3. Die Kündigung wäre aber selbst dann, wenn obigen Ausführungen nicht zu folgen wäre, sozial nicht gerechtfertigt, da die auch im Rahmen einer Kündigung wegen häufiger Kurzerkrankungen anzustellende Interessenabwägung zu Lasten der Beklagten geht.

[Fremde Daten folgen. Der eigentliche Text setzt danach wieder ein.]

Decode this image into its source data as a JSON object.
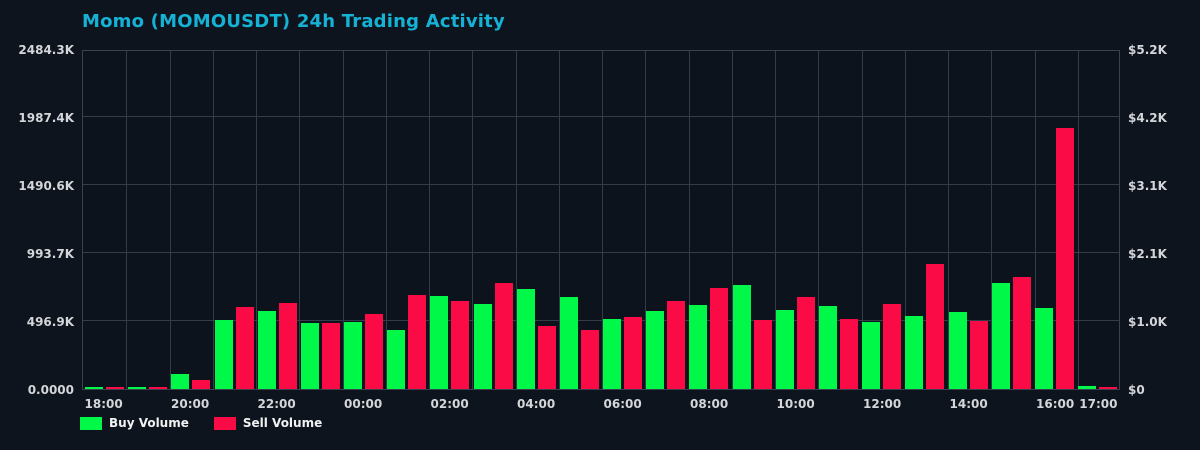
{
  "title": "Momo (MOMOUSDT) 24h Trading Activity",
  "colors": {
    "background": "#0d141d",
    "plot_background": "#0c131c",
    "grid": "#333d49",
    "title": "#15b2d6",
    "tick_text": "#d4d6d9",
    "legend_text": "#f2f2f2",
    "buy": "#00f948",
    "sell": "#fb0b45"
  },
  "legend": {
    "items": [
      {
        "label": "Buy Volume",
        "color": "#00f948"
      },
      {
        "label": "Sell Volume",
        "color": "#fb0b45"
      }
    ]
  },
  "chart_data": {
    "type": "bar",
    "title": "Momo (MOMOUSDT) 24h Trading Activity",
    "xlabel": "",
    "ylabel_left": "",
    "ylabel_right": "",
    "grid": true,
    "legend_position": "bottom-left",
    "ylim": [
      0,
      2484300
    ],
    "categories": [
      "18:00",
      "19:00",
      "20:00",
      "21:00",
      "22:00",
      "23:00",
      "00:00",
      "01:00",
      "02:00",
      "03:00",
      "04:00",
      "05:00",
      "06:00",
      "07:00",
      "08:00",
      "09:00",
      "10:00",
      "11:00",
      "12:00",
      "13:00",
      "14:00",
      "15:00",
      "16:00",
      "17:00"
    ],
    "series": [
      {
        "name": "Buy Volume",
        "color": "#00f948",
        "values": [
          12000,
          12000,
          112000,
          506000,
          572000,
          480000,
          492000,
          429000,
          677000,
          621000,
          731000,
          672000,
          511000,
          568000,
          614000,
          762000,
          580000,
          609000,
          487000,
          533000,
          565000,
          772000,
          590000,
          24000
        ]
      },
      {
        "name": "Sell Volume",
        "color": "#fb0b45",
        "values": [
          8000,
          8000,
          66000,
          600000,
          628000,
          485000,
          548000,
          687000,
          641000,
          772000,
          458000,
          431000,
          526000,
          641000,
          736000,
          507000,
          675000,
          514000,
          621000,
          916000,
          497000,
          816000,
          1905000,
          12000
        ]
      }
    ],
    "y_ticks_left": [
      "0.0000",
      "496.9K",
      "993.7K",
      "1490.6K",
      "1987.4K",
      "2484.3K"
    ],
    "y_ticks_right": [
      "$0",
      "$1.0K",
      "$2.1K",
      "$3.1K",
      "$4.2K",
      "$5.2K"
    ],
    "x_ticks_shown": [
      {
        "label": "18:00",
        "slot": 0
      },
      {
        "label": "20:00",
        "slot": 2
      },
      {
        "label": "22:00",
        "slot": 4
      },
      {
        "label": "00:00",
        "slot": 6
      },
      {
        "label": "02:00",
        "slot": 8
      },
      {
        "label": "04:00",
        "slot": 10
      },
      {
        "label": "06:00",
        "slot": 12
      },
      {
        "label": "08:00",
        "slot": 14
      },
      {
        "label": "10:00",
        "slot": 16
      },
      {
        "label": "12:00",
        "slot": 18
      },
      {
        "label": "14:00",
        "slot": 20
      },
      {
        "label": "16:00",
        "slot": 22
      },
      {
        "label": "17:00",
        "slot": 23
      }
    ]
  }
}
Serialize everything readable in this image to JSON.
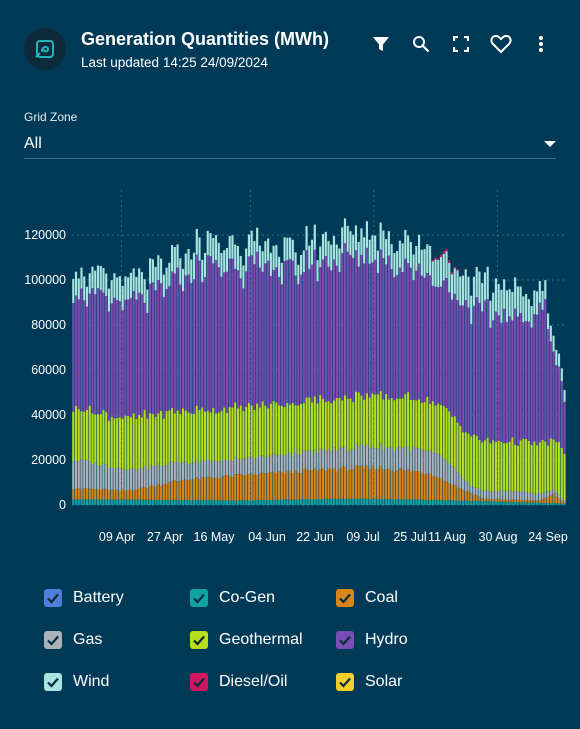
{
  "header": {
    "title": "Generation Quantities (MWh)",
    "subtitle": "Last updated 14:25 24/09/2024",
    "icons": [
      "filter-icon",
      "search-icon",
      "fullscreen-icon",
      "heart-icon",
      "more-vert-icon"
    ]
  },
  "grid_zone": {
    "label": "Grid Zone",
    "value": "All"
  },
  "colors": {
    "background": "#003a57",
    "Battery": "#4f7fd8",
    "Co-Gen": "#11a3a1",
    "Coal": "#d7861a",
    "Gas": "#aab2b8",
    "Geothermal": "#b8dc1e",
    "Hydro": "#7a4fb5",
    "Wind": "#a8e4e0",
    "Diesel/Oil": "#d0175f",
    "Solar": "#f2cf2a"
  },
  "legend": [
    {
      "label": "Battery",
      "color": "#4f7fd8",
      "checked": true
    },
    {
      "label": "Co-Gen",
      "color": "#11a3a1",
      "checked": true
    },
    {
      "label": "Coal",
      "color": "#d7861a",
      "checked": true
    },
    {
      "label": "Gas",
      "color": "#aab2b8",
      "checked": true
    },
    {
      "label": "Geothermal",
      "color": "#b8dc1e",
      "checked": true
    },
    {
      "label": "Hydro",
      "color": "#7a4fb5",
      "checked": true
    },
    {
      "label": "Wind",
      "color": "#a8e4e0",
      "checked": true
    },
    {
      "label": "Diesel/Oil",
      "color": "#d0175f",
      "checked": true
    },
    {
      "label": "Solar",
      "color": "#f2cf2a",
      "checked": true
    }
  ],
  "chart_data": {
    "type": "bar",
    "stacked": true,
    "x_tick_labels": [
      "09 Apr",
      "27 Apr",
      "16 May",
      "04 Jun",
      "22 Jun",
      "09 Jul",
      "25 Jul",
      "11 Aug",
      "30 Aug",
      "24 Sep"
    ],
    "y_tick_labels": [
      "0",
      "20000",
      "40000",
      "60000",
      "80000",
      "100000",
      "120000"
    ],
    "ylim": [
      0,
      140000
    ],
    "grid": true,
    "legend_position": "bottom",
    "series": [
      {
        "name": "Co-Gen",
        "keypoints": [
          [
            0,
            2500
          ],
          [
            60,
            2000
          ],
          [
            100,
            2800
          ],
          [
            135,
            2200
          ],
          [
            170,
            1000
          ],
          [
            179,
            600
          ]
        ]
      },
      {
        "name": "Coal",
        "keypoints": [
          [
            0,
            5000
          ],
          [
            20,
            4000
          ],
          [
            40,
            9000
          ],
          [
            60,
            11000
          ],
          [
            90,
            13000
          ],
          [
            110,
            14000
          ],
          [
            130,
            12000
          ],
          [
            140,
            6000
          ],
          [
            150,
            1000
          ],
          [
            170,
            1000
          ],
          [
            175,
            4000
          ],
          [
            179,
            500
          ]
        ]
      },
      {
        "name": "Gas",
        "keypoints": [
          [
            0,
            13000
          ],
          [
            15,
            10000
          ],
          [
            40,
            8000
          ],
          [
            60,
            7000
          ],
          [
            80,
            8000
          ],
          [
            100,
            9000
          ],
          [
            120,
            10000
          ],
          [
            135,
            10000
          ],
          [
            145,
            3000
          ],
          [
            160,
            4000
          ],
          [
            170,
            3000
          ],
          [
            179,
            1000
          ]
        ]
      },
      {
        "name": "Geothermal",
        "keypoints": [
          [
            0,
            23000
          ],
          [
            179,
            22000
          ]
        ]
      },
      {
        "name": "Hydro",
        "keypoints": [
          [
            0,
            52000
          ],
          [
            25,
            52000
          ],
          [
            50,
            66000
          ],
          [
            80,
            60000
          ],
          [
            100,
            64000
          ],
          [
            120,
            60000
          ],
          [
            135,
            55000
          ],
          [
            145,
            58000
          ],
          [
            165,
            56000
          ],
          [
            172,
            60000
          ],
          [
            176,
            35000
          ],
          [
            179,
            25000
          ]
        ]
      },
      {
        "name": "Wind",
        "keypoints": [
          [
            0,
            10000
          ],
          [
            40,
            11000
          ],
          [
            80,
            10000
          ],
          [
            120,
            12000
          ],
          [
            160,
            14000
          ],
          [
            179,
            5000
          ]
        ]
      },
      {
        "name": "Diesel/Oil",
        "keypoints": [
          [
            0,
            0
          ],
          [
            130,
            0
          ],
          [
            131,
            600
          ],
          [
            135,
            1200
          ],
          [
            140,
            600
          ],
          [
            141,
            0
          ],
          [
            179,
            0
          ]
        ]
      }
    ]
  }
}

Zum einen war zu berücksichtigen, dass der Kläger zum Kündigungszeitpunkt bereits seit 9 Jahren in einem Arbeitsverhältnis zu der Beklagten gestanden hat. Das Interesse der Beklagten, nicht auf Jahre hinaus mit überzogenen Entgeltfortzahlungskosten belastet zu werden, war gegenüber dem Bestandsinteresse des Klägers abzuwägen, wobei angesichts des Alters des 35 jährigen Klägers mit einer, bei normalem Verlauf, noch langjährigen Zusammenarbeit der Parteien zu rechnen war. Zugunsten des Klägers war aber weiterhin zu berücksichtigen, dass das Arbeitsverhältnis, jedenfalls in Bezug auf die vorliegend allein zu betrachtenden Krankheitsdaten, überwiegend positiv verlaufen ist, wobei nicht verkannt wird, dass in den Jahren vor dem Kündigungsausspruch eine Steigerung der Fehlzeiten, wenn auch wiederum mit abfallender Tendenz, zu verzeichnen war. Zu Lasten der Beklagten war zu berücksichtigen, dass sie zwar vor Ausspruch der Kündigung den Versuch der Vornahme eines betrieblichen Eingliederungsmanagements unternommen hat. Für die Entscheidung konnte letztlich dahinstehen, ob das Gespräch der Parteien vom 31.10.2012 den Anforderungen an ein betriebliches Eingliederungsmanagement genügte (siehe zur Berücksichtigung eines unterlassenen betrieblichen Eingliederungsmanagements im Rahmen der Verhältnismäßigkeitsprüfung grundlegend
BAG, Urt. v. 12.07.2007,
2 AZR 716/06, - juris - ), da es der Beklagten unbenommen gewesen wäre, im Verfahren geltend zu machen, dass auch ein ordnungsgemäß durchgeführtes betriebliches Eingliederungsmanagement zu keinem anderen Ergebnis geführt hätte und die Kündigung des Klägers nicht hätte verhindern können. Zu berücksichtigen ist aber, dass ein Arbeitgeber, der ein betriebliches Eingliederungsmanagement durchführt, grundsätzlich verpflichtet ist, einen Vorschlag, auf den sich die Teilnehmer eines BEM verständigt haben, auch umzusetzen, ehe er eine Kündigung ausspricht (
BAG, Urteil vom 10. Dezember 2009 -
2 AZR 198/09 -, NZA 2010, 639). Jedenfalls im Rahmen der Verhältnismäßigkeitsprüfung der Kündigung war zu berücksichtigen, dass der Kläger selbst sich in dem Gespräch vom 31.10.2012 auf den Zusammenhang seiner Erkrankungen mit dem Fehlen ausreichend geschärfter Scheren am Arbeitsplatz berufen hat, ohne dass die Beklagte einen solchen Zusammenhang erwogen und geprüft hat. Der Einwand des anwesenden Meisters, es gingen so viele Scheren verloren, dass es zu teuer sei, diese immer nachzukaufen, (Gesprächsprotokoll vom 31.10.2012,
S. 2 Bl. 35 d.A.) geht an dem Sinn und Zweck eines betrieblichen Eingliederungsmanagements erkennbar vorbei. Angesichts der langen Betriebszugehörigkeit und der erkennbaren Verringerung der Ausfallzeiten des Klägers, welche nicht erst unter dem Eindruck einer angedrohten Kündigung zurückgegangen sind, da bereits seit Juni 2012, somit zum Kündigungszeitpunkt vier Monate, keine Ausfallzeiten entstanden waren, wäre die Beklagte gehalten gewesen, vor dem Ausspruch einer Kündigung zunächst alle in ihrem Einflussbereich stehenden Möglichkeiten für den Ausschluss künftiger krankheitsbedingter Ausfallzeiten des Klägers zu ergreifen. Dies ist nicht geschehen.
Die Berufung war mit der Kostenfolge des § 97
Abs. 1
ZPO zurückzuweisen.
III. Gründe, die Revision nach § 72
Abs.2
ArbGG zuzulassen, sind nicht ersichtlich. Das Berufungsgericht ist der höchstrichterlichen Rechtsprechung gefolgt. Eine entscheidungserhebliche Rechtsfrage mit grundsätzlicher Bedeutung liegt nicht vor.